The answer becomes a little more obvious when you consider just how much personal information about your company’s employees a file cabinet full of HR paperwork contains. Just think of all the personal information that can be found in personnel files and other forms and documents you have to maintain for taxes and state and federal laws. Increasingly, employers are being held liable for any harm their employees suffer because of a workplace breach of their confidential information.
Congress and many state legislatures have passed legislation geared at protecting confidential information in the workplace, and additional legislative protections are being proposed all the time. Federal laws regarding protection of customers and employees confidential information include the Fair and Accurate Credit Transactions Act (FACT Act) and the Fair Credit Reporting Act (FCRA). In addition, it appears that the courts are primed for holding employers liable for losses of their employees’ confidential information, even in the absence of a specific law requiring them to protect it.
Finally, you should remember that protecting your employees from identity theft is in your company’s best interest for a number of other reasons, not the least of which is the bottom line. When an employee’s identity is stolen, her productivity at work will inevitably be affected as she is forced to use regular business hours to notify all the appropriate entities in an effort to correct the problem.

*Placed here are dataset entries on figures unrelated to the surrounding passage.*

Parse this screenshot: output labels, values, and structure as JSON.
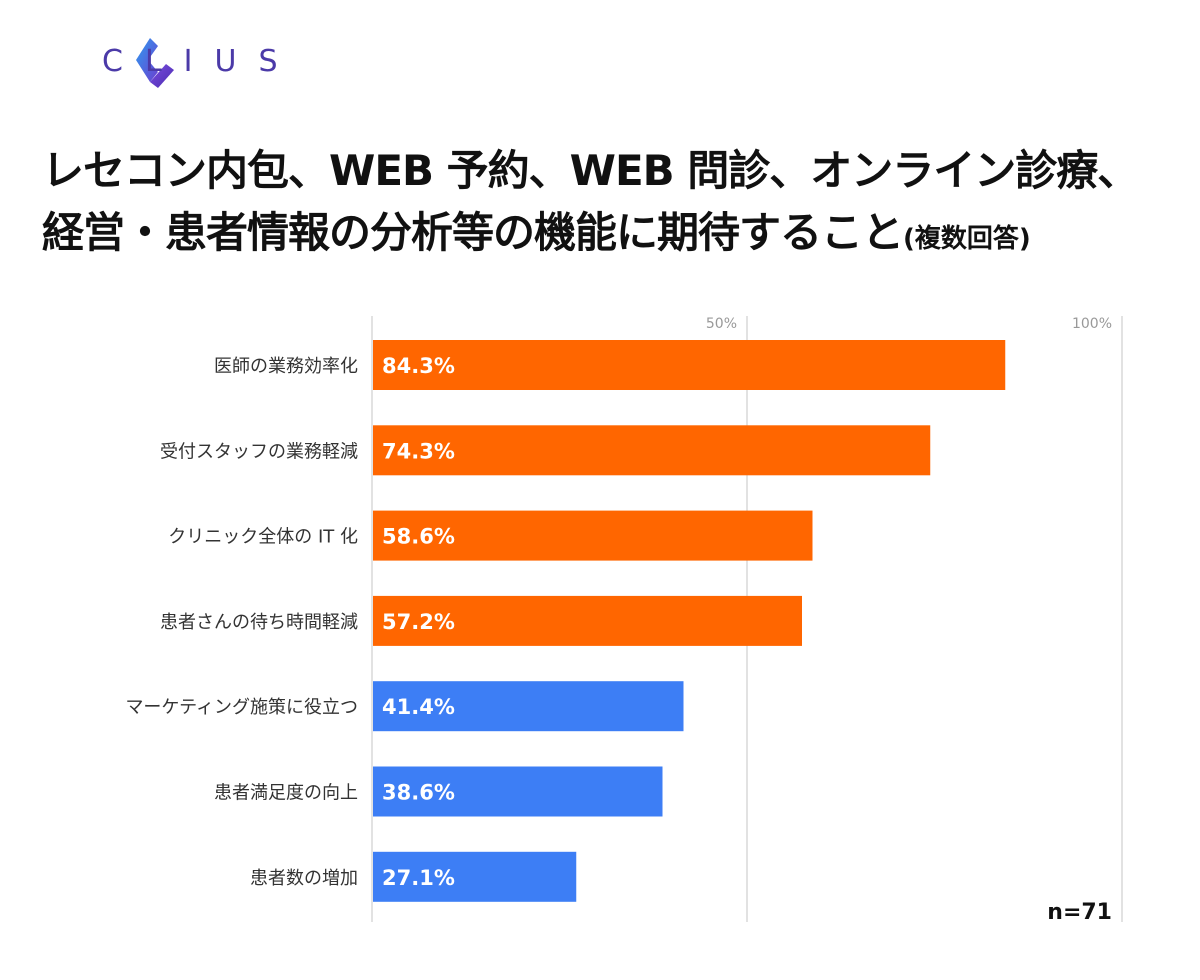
{
  "brand": {
    "name": "CLIUS",
    "color": "#4b3aa8"
  },
  "title": {
    "line1": "レセコン内包、WEB 予約、WEB 問診、オンライン診療、",
    "line2": "経営・患者情報の分析等の機能に期待すること",
    "note": "(複数回答)"
  },
  "sample_size": "n=71",
  "colors": {
    "highlight": "#ff6600",
    "normal": "#3d7ef5",
    "grid": "#d9d9d9",
    "tick_text": "#999999"
  },
  "chart_data": {
    "type": "bar",
    "orientation": "horizontal",
    "categories": [
      "医師の業務効率化",
      "受付スタッフの業務軽減",
      "クリニック全体の IT 化",
      "患者さんの待ち時間軽減",
      "マーケティング施策に役立つ",
      "患者満足度の向上",
      "患者数の増加"
    ],
    "values": [
      84.3,
      74.3,
      58.6,
      57.2,
      41.4,
      38.6,
      27.1
    ],
    "value_labels": [
      "84.3%",
      "74.3%",
      "58.6%",
      "57.2%",
      "41.4%",
      "38.6%",
      "27.1%"
    ],
    "bar_colors": [
      "#ff6600",
      "#ff6600",
      "#ff6600",
      "#ff6600",
      "#3d7ef5",
      "#3d7ef5",
      "#3d7ef5"
    ],
    "xlim": [
      0,
      100
    ],
    "x_ticks": [
      {
        "value": 50,
        "label": "50%"
      },
      {
        "value": 100,
        "label": "100%"
      }
    ],
    "grid": true
  }
}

Obviously, you can’t completely insulate your employees from ID theft, but you can take reasonable steps to protect them from it in the workplace. Despite the large-scale computer breaches frequently in the news today, workplace identity theft isn’t much different now than it was 10 or 20 years ago. Even for all of the increased reliance on networked computing, however, the most common scenario appears to be the one in which a single employee gains access to the hard, paper version of personal information about the company’s other employees or customers.